Le Paris Saint-Germain serait en négociations pour s'offrir Julian Alvarez à un montant qualifié de « démentiel ». Derrière l'excitation du mercato, une question fondamentale se pose : ce PSG post-Mbappé sait-il encore hiérarchiser ses priorités, ou empile-t-il les lignes budgétaires comme on collectionne des vignettes Panini ?
Les faits
Selon les informations relayées ce lundi, le PSG est entré en négociations pour recruter Julian Alvarez, l'attaquant argentin actuellement à l'Atlético de Madrid. Le prix évoqué est décrit comme « démentiel », sans que les contours exacts du montant aient filtré avec précision dans la source. Ce qui est certain, c'est que Paris se positionne sérieusement sur le champion du monde 2022, un profil polyvalent capable d'évoluer en faux neuf, en second attaquant ou sur un côté.
Alvarez, qui avait quitté Manchester City pour rejoindre les Colchoneros et obtenir un statut de titulaire indiscutable, représenterait une pièce maîtresse du prochain mercato parisien si l'opération aboutit. Le timing — mai 2026 — suggère que le club de la capitale anticipe un été de grande reconstruction offensive.
Notre lecture
Soyons clairs : Julian Alvarez est un footballeur d'élite. Intelligent dans ses déplacements, clinique devant le but, capable de lier le jeu comme peu d'attaquants modernes savent le faire. Sur le papier, c'est exactement le profil qui manque à ce PSG depuis le départ de Mbappé — un finisseur qui comprend le collectif sans sacrifier l'efficacité individuelle.
Mais voilà : à quel prix ?
Le PSG a un problème structurel : il ne négocie jamais en position de force parce que tout le monde sait qu'il peut payer.
C'est la malédiction du club-État. Dès que Paris se positionne sur un joueur, les vendeurs ajoutent systématiquement 30 à 50 millions au prix de départ. L'Atlético de Simeone, rompu aux négociations musclées, n'est certainement pas du genre à brader un actif majeur. On imagine aisément un montant flirtant avec les sommets historiques du marché des transferts.
La vraie question n'est pas de savoir si Alvarez en vaut la peine — il en vaut la peine — mais si cette politique de recrutement à coups de chéquiers pharaoniques a déjà produit des résultats probants en Ligue des Champions. Spoiler : non. Pas depuis 2020 et une finale atteinte avec un effectif certes talentueux mais surtout équilibré.

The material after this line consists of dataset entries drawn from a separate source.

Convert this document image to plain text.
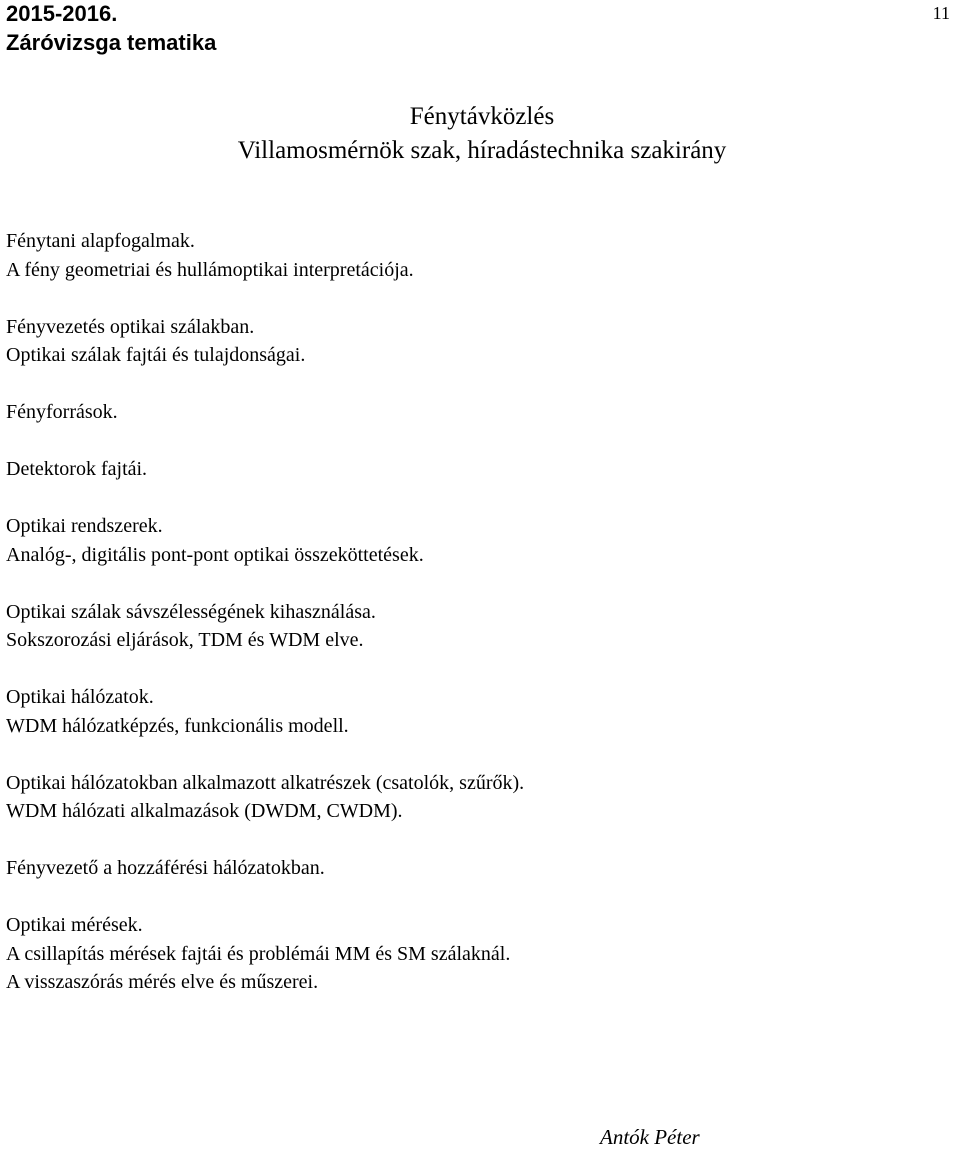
2015-2016.
Záróvizsga tematika
11
Fénytávközlés
Villamosmérnök szak, híradástechnika szakirány
Fénytani alapfogalmak.
A fény geometriai és hullámoptikai interpretációja.
Fényvezetés optikai szálakban.
Optikai szálak fajtái és tulajdonságai.
Fényforrások.
Detektorok fajtái.
Optikai rendszerek.
Analóg-, digitális pont-pont optikai összeköttetések.
Optikai szálak sávszélességének kihasználása.
Sokszorozási eljárások, TDM és WDM elve.
Optikai hálózatok.
WDM hálózatképzés, funkcionális modell.
Optikai hálózatokban alkalmazott alkatrészek (csatolók, szűrők).
WDM hálózati alkalmazások (DWDM, CWDM).
Fényvezető a hozzáférési hálózatokban.
Optikai mérések.
A csillapítás mérések fajtái és problémái MM és SM szálaknál.
A visszaszórás mérés elve és műszerei.
Antók Péter
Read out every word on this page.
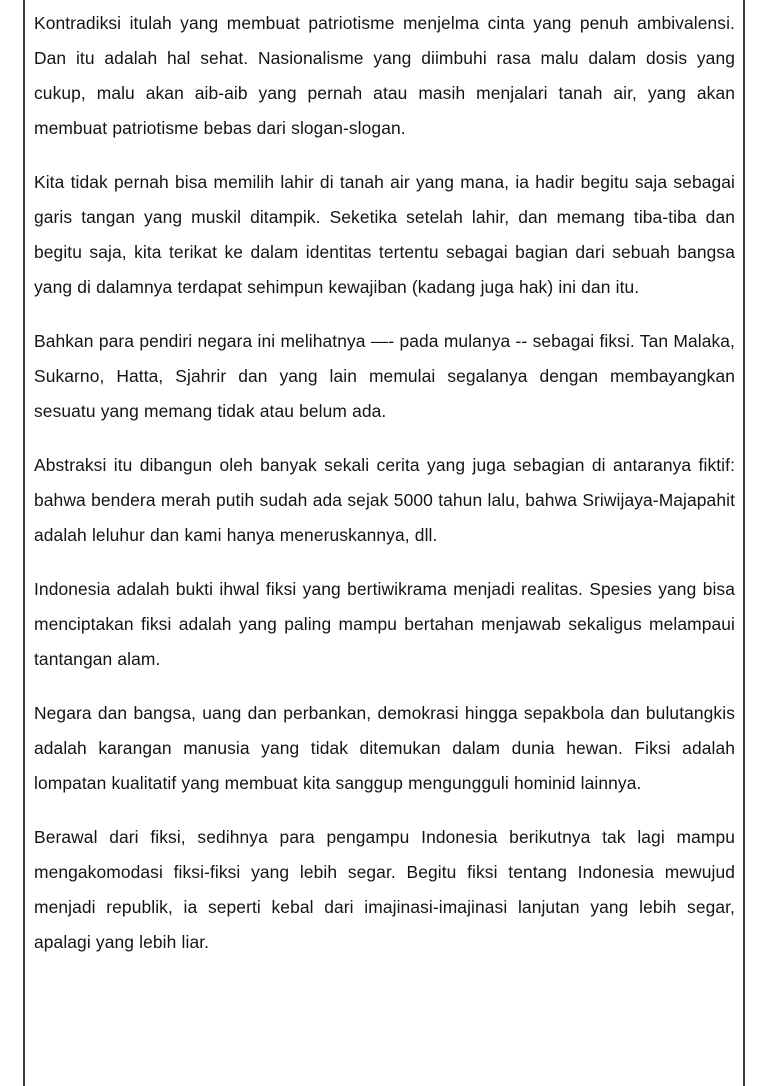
Kontradiksi itulah yang membuat patriotisme menjelma cinta yang penuh ambivalensi. Dan itu adalah hal sehat. Nasionalisme yang diimbuhi rasa malu dalam dosis yang cukup, malu akan aib-aib yang pernah atau masih menjalari tanah air, yang akan membuat patriotisme bebas dari slogan-slogan.

Kita tidak pernah bisa memilih lahir di tanah air yang mana, ia hadir begitu saja sebagai garis tangan yang muskil ditampik. Seketika setelah lahir, dan memang tiba-tiba dan begitu saja, kita terikat ke dalam identitas tertentu sebagai bagian dari sebuah bangsa yang di dalamnya terdapat sehimpun kewajiban (kadang juga hak) ini dan itu.

Bahkan para pendiri negara ini melihatnya —- pada mulanya -- sebagai fiksi. Tan Malaka, Sukarno, Hatta, Sjahrir dan yang lain memulai segalanya dengan membayangkan sesuatu yang memang tidak atau belum ada.

Abstraksi itu dibangun oleh banyak sekali cerita yang juga sebagian di antaranya fiktif: bahwa bendera merah putih sudah ada sejak 5000 tahun lalu, bahwa Sriwijaya-Majapahit adalah leluhur dan kami hanya meneruskannya, dll.

Indonesia adalah bukti ihwal fiksi yang bertiwikrama menjadi realitas. Spesies yang bisa menciptakan fiksi adalah yang paling mampu bertahan menjawab sekaligus melampaui tantangan alam.

Negara dan bangsa, uang dan perbankan, demokrasi hingga sepakbola dan bulutangkis adalah karangan manusia yang tidak ditemukan dalam dunia hewan. Fiksi adalah lompatan kualitatif yang membuat kita sanggup mengungguli hominid lainnya.

Berawal dari fiksi, sedihnya para pengampu Indonesia berikutnya tak lagi mampu mengakomodasi fiksi-fiksi yang lebih segar. Begitu fiksi tentang Indonesia mewujud menjadi republik, ia seperti kebal dari imajinasi-imajinasi lanjutan yang lebih segar, apalagi yang lebih liar.
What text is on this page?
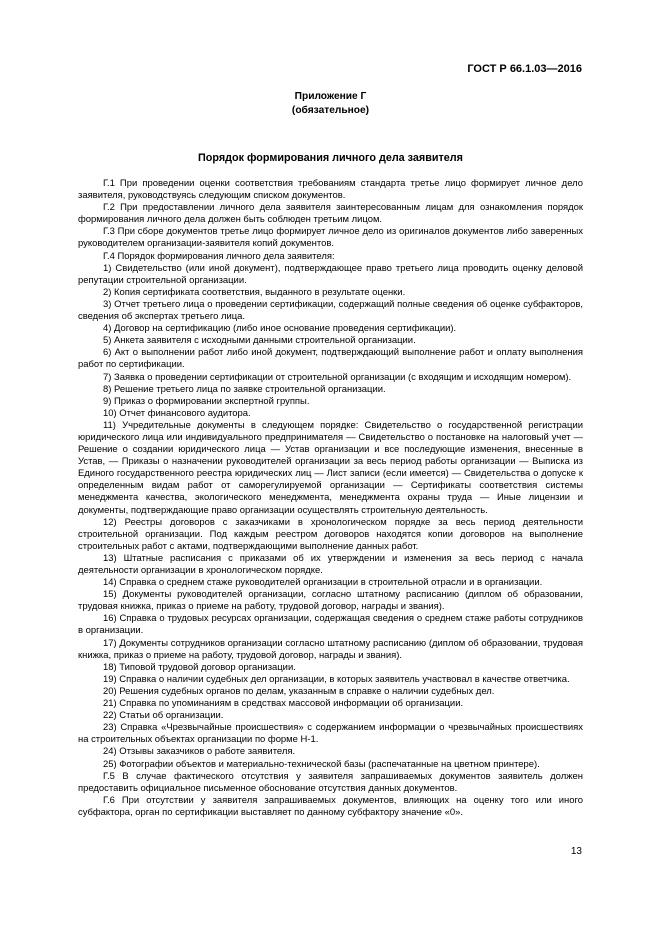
ГОСТ Р 66.1.03—2016
Приложение Г
(обязательное)
Порядок формирования личного дела заявителя

Г.1 При проведении оценки соответствия требованиям стандарта третье лицо формирует личное дело заявителя, руководствуясь следующим списком документов.

Г.2 При предоставлении личного дела заявителя заинтересованным лицам для ознакомления порядок формирования личного дела должен быть соблюден третьим лицом.

Г.3 При сборе документов третье лицо формирует личное дело из оригиналов документов либо заверенных руководителем организации-заявителя копий документов.

Г.4 Порядок формирования личного дела заявителя:

1) Свидетельство (или иной документ), подтверждающее право третьего лица проводить оценку деловой репутации строительной организации.

2) Копия сертификата соответствия, выданного в результате оценки.

3) Отчет третьего лица о проведении сертификации, содержащий полные сведения об оценке субфакторов, сведения об экспертах третьего лица.

4) Договор на сертификацию (либо иное основание проведения сертификации).

5) Анкета заявителя с исходными данными строительной организации.

6) Акт о выполнении работ либо иной документ, подтверждающий выполнение работ и оплату выполнения работ по сертификации.

7) Заявка о проведении сертификации от строительной организации (с входящим и исходящим номером).

8) Решение третьего лица по заявке строительной организации.

9) Приказ о формировании экспертной группы.

10) Отчет финансового аудитора.

11) Учредительные документы в следующем порядке: Свидетельство о государственной регистрации юридического лица или индивидуального предпринимателя — Свидетельство о постановке на налоговый учет — Решение о создании юридического лица — Устав организации и все последующие изменения, внесенные в Устав, — Приказы о назначении руководителей организации за весь период работы организации — Выписка из Единого государственного реестра юридических лиц — Лист записи (если имеется) — Свидетельства о допуске к определенным видам работ от саморегулируемой организации — Сертификаты соответствия системы менеджмента качества, экологического менеджмента, менеджмента охраны труда — Иные лицензии и документы, подтверждающие право организации осуществлять строительную деятельность.

12) Реестры договоров с заказчиками в хронологическом порядке за весь период деятельности строительной организации. Под каждым реестром договоров находятся копии договоров на выполнение строительных работ с актами, подтверждающими выполнение данных работ.

13) Штатные расписания с приказами об их утверждении и изменения за весь период с начала деятельности организации в хронологическом порядке.

14) Справка о среднем стаже руководителей организации в строительной отрасли и в организации.

15) Документы руководителей организации, согласно штатному расписанию (диплом об образовании, трудовая книжка, приказ о приеме на работу, трудовой договор, награды и звания).

16) Справка о трудовых ресурсах организации, содержащая сведения о среднем стаже работы сотрудников в организации.

17) Документы сотрудников организации согласно штатному расписанию (диплом об образовании, трудовая книжка, приказ о приеме на работу, трудовой договор, награды и звания).

18) Типовой трудовой договор организации.

19) Справка о наличии судебных дел организации, в которых заявитель участвовал в качестве ответчика.

20) Решения судебных органов по делам, указанным в справке о наличии судебных дел.

21) Справка по упоминаниям в средствах массовой информации об организации.

22) Статьи об организации.

23) Справка «Чрезвычайные происшествия» с содержанием информации о чрезвычайных происшествиях на строительных объектах организации по форме Н-1.

24) Отзывы заказчиков о работе заявителя.

25) Фотографии объектов и материально-технической базы (распечатанные на цветном принтере).

Г.5 В случае фактического отсутствия у заявителя запрашиваемых документов заявитель должен предоставить официальное письменное обоснование отсутствия данных документов.

Г.6 При отсутствии у заявителя запрашиваемых документов, влияющих на оценку того или иного субфактора, орган по сертификации выставляет по данному субфактору значение «0».

13
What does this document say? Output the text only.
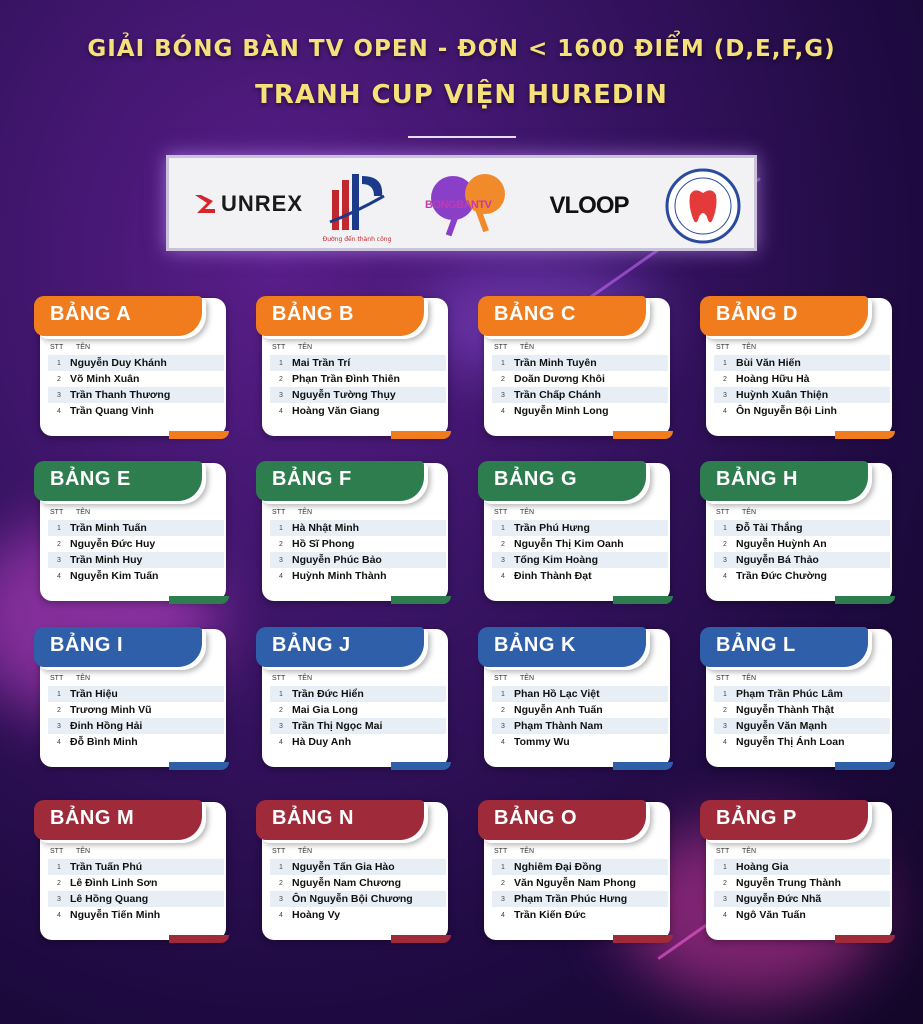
GIẢI BÓNG BÀN TV OPEN - ĐƠN < 1600 ĐIỂM (D,E,F,G)
TRANH CUP VIỆN HUREDIN
UNREX
Đường đến thành công
BONGBANTV VLOOP
BẢNG A
STT TÊN
1 Nguyễn Duy Khánh
2 Võ Minh Xuân
3 Trần Thanh Thương
4 Trần Quang Vinh
BẢNG B
STT TÊN
1 Mai Trần Trí
2 Phạn Trần Đình Thiên
3 Nguyễn Tường Thụy
4 Hoàng Văn Giang
BẢNG C
STT TÊN
1 Trần Minh Tuyên
2 Doãn Dương Khôi
3 Trần Chấp Chánh
4 Nguyễn Minh Long
BẢNG D
STT TÊN
1 Bùi Văn Hiến
2 Hoàng Hữu Hà
3 Huỳnh Xuân Thiện
4 Ôn Nguyễn Bội Linh
BẢNG E
STT TÊN
1 Trần Minh Tuấn
2 Nguyễn Đức Huy
3 Trần Minh Huy
4 Nguyễn Kim Tuấn
BẢNG F
STT TÊN
1 Hà Nhật Minh
2 Hồ Sĩ Phong
3 Nguyễn Phúc Bảo
4 Huỳnh Minh Thành
BẢNG G
STT TÊN
1 Trần Phú Hưng
2 Nguyễn Thị Kim Oanh
3 Tống Kim Hoàng
4 Đinh Thành Đạt
BẢNG H
STT TÊN
1 Đỗ Tài Thắng
2 Nguyễn Huỳnh An
3 Nguyễn Bá Thảo
4 Trần Đức Chường
BẢNG I
STT TÊN
1 Trần Hiệu
2 Trương Minh Vũ
3 Đinh Hồng Hải
4 Đỗ Bình Minh
BẢNG J
STT TÊN
1 Trần Đức Hiển
2 Mai Gia Long
3 Trần Thị Ngọc Mai
4 Hà Duy Anh
BẢNG K
STT TÊN
1 Phan Hồ Lạc Việt
2 Nguyễn Anh Tuấn
3 Phạm Thành Nam
4 Tommy Wu
BẢNG L
STT TÊN
1 Phạm Trần Phúc Lâm
2 Nguyễn Thành Thật
3 Nguyễn Văn Mạnh
4 Nguyễn Thị Ánh Loan
BẢNG M
STT TÊN
1 Trần Tuấn Phú
2 Lê Đình Linh Sơn
3 Lê Hồng Quang
4 Nguyễn Tiến Minh
BẢNG N
STT TÊN
1 Nguyễn Tấn Gia Hào
2 Nguyễn Nam Chương
3 Ôn Nguyễn Bội Chương
4 Hoàng Vy
BẢNG O
STT TÊN
1 Nghiêm Đại Đồng
2 Văn Nguyễn Nam Phong
3 Phạm Trần Phúc Hưng
4 Trần Kiến Đức
BẢNG P
STT TÊN
1 Hoàng Gia
2 Nguyễn Trung Thành
3 Nguyễn Đức Nhã
4 Ngô Văn Tuấn
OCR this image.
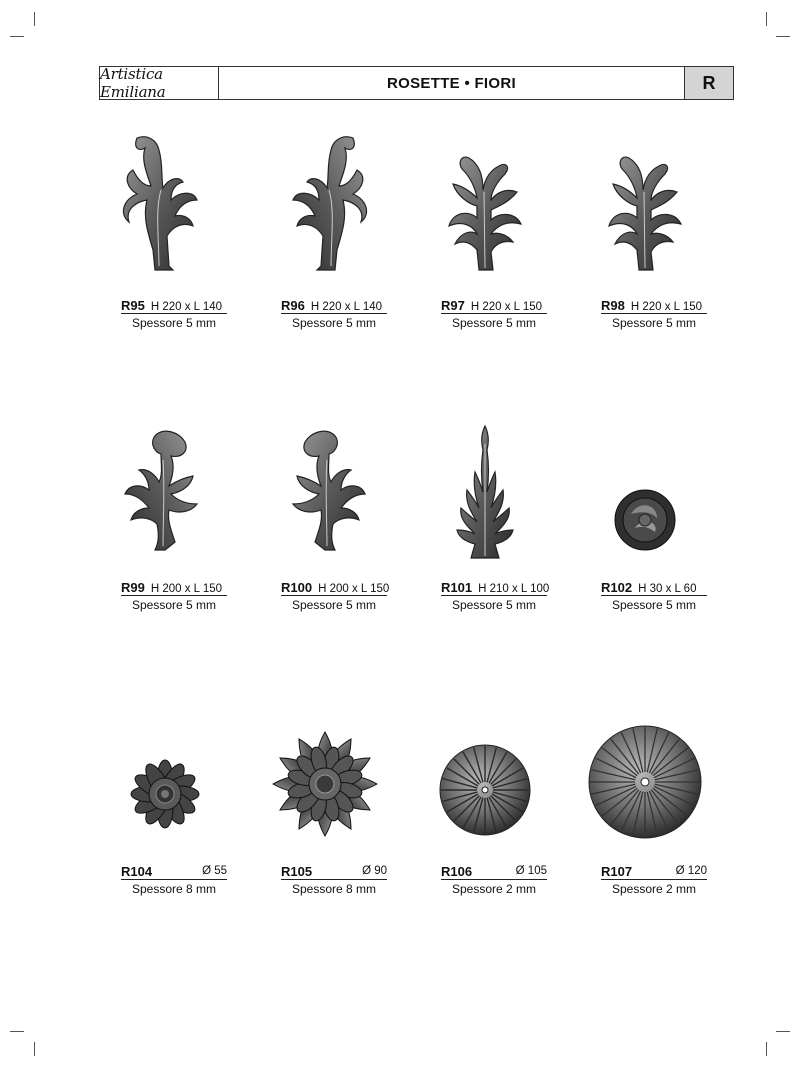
Artistica Emiliana	ROSETTE • FIORI	R
R95 H 220 x L 140
Spessore 5 mm
R96 H 220 x L 140
Spessore 5 mm
R97 H 220 x L 150
Spessore 5 mm
R98 H 220 x L 150
Spessore 5 mm
R99 H 200 x L 150
Spessore 5 mm
R100 H 200 x L 150
Spessore 5 mm
R101 H 210 x L 100
Spessore 5 mm
R102 H 30 x L 60
Spessore 5 mm
R104	Ø 55
Spessore 8 mm
R105	Ø 90
Spessore 8 mm
R106	Ø 105
Spessore 2 mm
R107	Ø 120
Spessore 2 mm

Le PSG version 2026 doit se demander s'il achète un projet tactique ou une collection de noms. Luis Enrique, s'il est toujours aux commandes l'an prochain, a montré qu'il privilégiait le collectif. Alvarez s'intègrerait bien dans cette philosophie. Mais à un « prix démentiel », la pression sur les épaules du joueur devient elle aussi démentielle. Demandez à Neymar ce que ça fait d'être le transfert le plus cher de l'histoire dans un club qui attend la C1 comme le Messie.
Ce qu'il faut surveiller
Le montant final et sa structure : bonus, pourcentage à la revente, paiement échelonné… Les détails diront si le PSG négocie intelligemment ou s'il signe un chèque en blanc. L'Atlético ne lâchera pas Alvarez sans une offre qui dépasse largement ce qu'ils ont investi.
La concurrence éventuelle : un joueur de ce calibre attire forcément d'autres prétendants. Si un club anglais entre dans la danse, Paris devra surenchérir — son sport favori, certes, mais pas toujours le plus rentable.
L'architecture offensive du PSG 2026-2027 : qui reste, qui part ? L'arrivée d'Alvarez impliquerait nécessairement des choix. Le club parisien ne peut pas conserver tout le monde au salaire qu'il propose habituellement. La masse salariale a des limites, même pour QSI.
Enfin, la réaction de l'Atlético : Simeone laissera-t-il filer son buteur sans résistance ? Peu probable. L'Argentin est un pilier du projet madrilène. Il faudra une offre irrésistible — et peut-être aussi la volonté claire du joueur — pour débloquer ce dossier.
Ce mercato s'annonce brûlant. Et comme souvent avec le PSG, la question n'est pas s'ils peuvent payer, mais si payer suffira.